During the chase and standoff, Tamerlan Tsarnaev was fatally shot.
A transit police officer was also shot and seriously injured.
Watertown resident Andrew Kitzenberg said he looked out his third-floor window and saw two young men in jackets exchanging "constant gunfire" with police officers.
The suspects had a large bomb, he told the New York Times. "They lit it, still in the middle of gunfire, and threw it."
When it exploded one of the men - identified as Tamerlan - ran towards the police officers and was tackled, while Dzhokhar drove away.
After he fled, heavily armed SWAT teams and uniformed police with guns drawn searched the area.
One police officer yelled at bystanders: "Ya gotta get outta here.

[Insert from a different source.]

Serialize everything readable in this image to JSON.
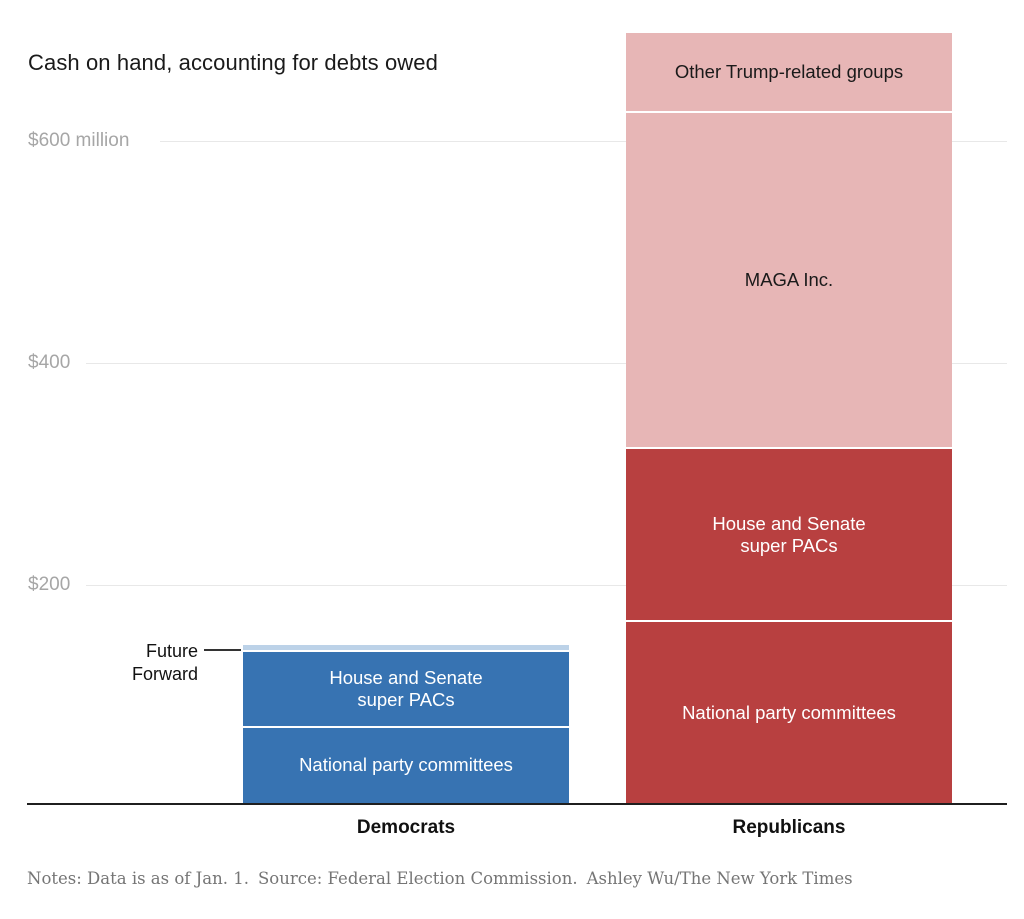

There's an active shooter here with an active explosive. Go!"
The FBI agent in charge in Boston, Richard DesLauriers, said that in surveillance film shown by the agency, Tamerlan was seen setting down a backpack at the site of the second explosion.
The marathon blasts killed 8-year-old Martin Richard, 29-year-old Krystle Campbell and Lu Lingzi, a graduate student from China. Many victims lost limbs, and seven remained in critical condition.